President Kathleen McCartney wrote an email to the community explaining that the reopening decision was informed by Smith’s spring semester experience, the increased availability of vaccines and current public health guidance.

“I look forward to meeting our new students and to celebrating the joys of living, learning and working together in this remarkable community,” McCartney wrote. “I hope you are as encouraged and energized as I am by what awaits us this fall.”

Classes will begin on Thursday, Sept. 2.

Smith spokeswoman Stacey Schmeidel said this spring 1,200 students are on campus, all living in single rooms, and another 300 enrolled students live locally off campus.

Next fall, all Smith students, about 2,400 undergraduates, will have an opportunity to live on a campus that returns to traditional density, with double-occupancy rooms.

Most classes will also go back to in-person after this spring, where half are remote only and another half are “enhanced” remote classes, meaning students have some in-person meetings, labs and projects at the Smith College Museum of Art, Botanic Garden or other locations.

Smith College has not yet determined whether it will require the vaccine for the fall, subject to medical and religious exemptions.

Amherst College

Students, faculty, staff and families were notified earlier this month by President Biddy Martin that the campus will be back in full operation by late summer.

“As many of you know, classes will start on August 30, and we are planning a return to fully in-person teaching and learning for the 2021-2022 academic year,” Martin wrote. “I look forward to this return and know that you do as well.”

That means that the 1,100 students on campus this spring will be scaled up to the 1,900 or so enrollment.

Martin adds that some health and safety measures may continue to be necessary for the fall: “We hope these measures will be mild in comparison to this year’s protocols, but this will depend upon positive developments in the nature of the pandemic over the coming months.”

Testing, limits on gathering types and sizes, and a mask requirement, at least in certain situations, could still be imposed, and the college is evaluating whether to make vaccination mandatory for students.

Mount Holyoke College

Mount Holyoke College will return to a full residential experience this fall, with in-person instruction and a 15-week semester format, including semester-long courses, according to a memo that was sent to students.

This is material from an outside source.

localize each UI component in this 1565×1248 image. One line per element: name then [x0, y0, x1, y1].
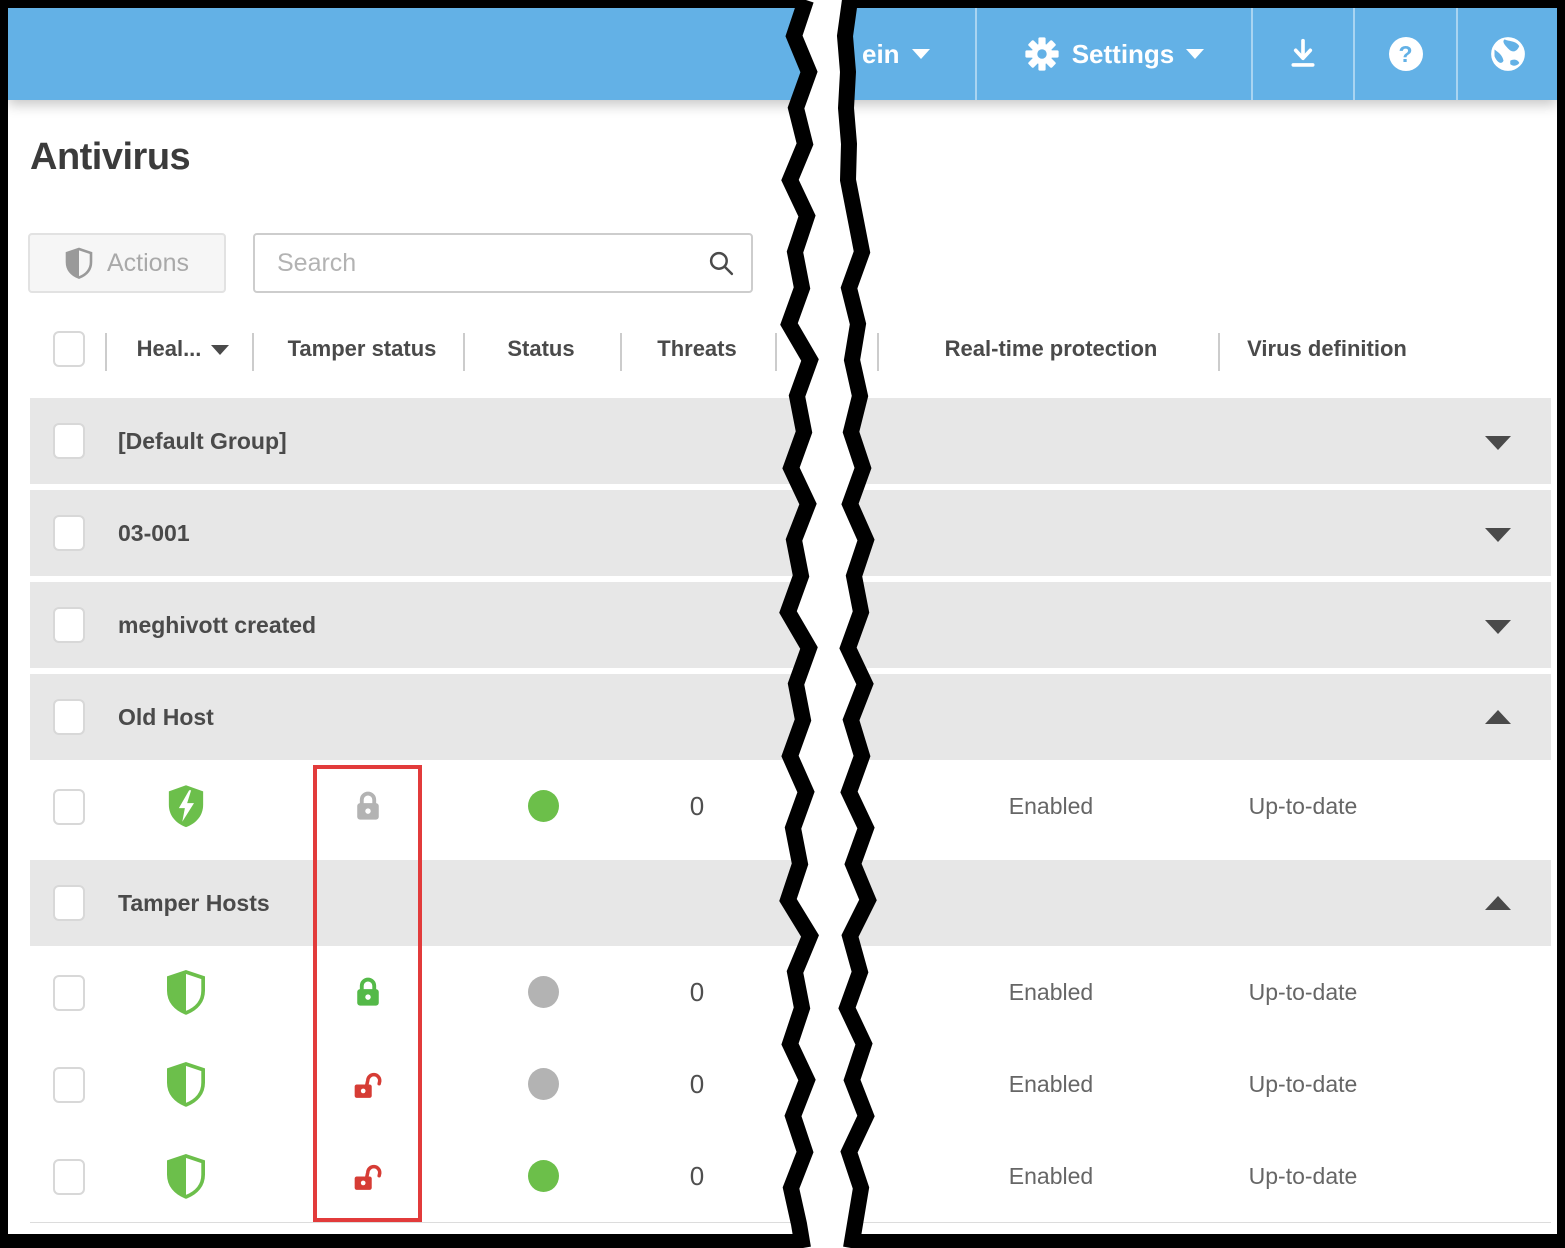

While faculty and students are expected to be together in the campus learning environment, some changes may be necessary to protect health and safety, according to college spokeswoman Christian Feuerstein.

This spring, about 60% of the 2,190 undergraduates are on campus following a fall semester in which students were entirely remote.

Improved public access to vaccines, declining infection rates in many states, and the college’s success in resuming residential operations without major outbreaks of illness make this possible.

More information about the semester dates, fall registration and summer advising are still to come.

Hampshire College

Due to its already small enrollment, Hampshire College has had all of its nearly 600 students on campus throughout both semesters of the 2020-2021 academic year.

Like the other area colleges, a student experience that looks much like pre-pandemic times is anticipated this fall.

“While remaining vigilant about the safety needs of our community and aligned with public health guidance and practices, we are confident that Hampshire will be able to provide fully in-person courses, residential living, campus amenities, co-curricular activities and services in the coming academic year,” wrote Christoph Cox, dean of the faculty and vice president for academic affairs, and Zauyah Waite, vice president for student affairs and dean of students, in a March letter.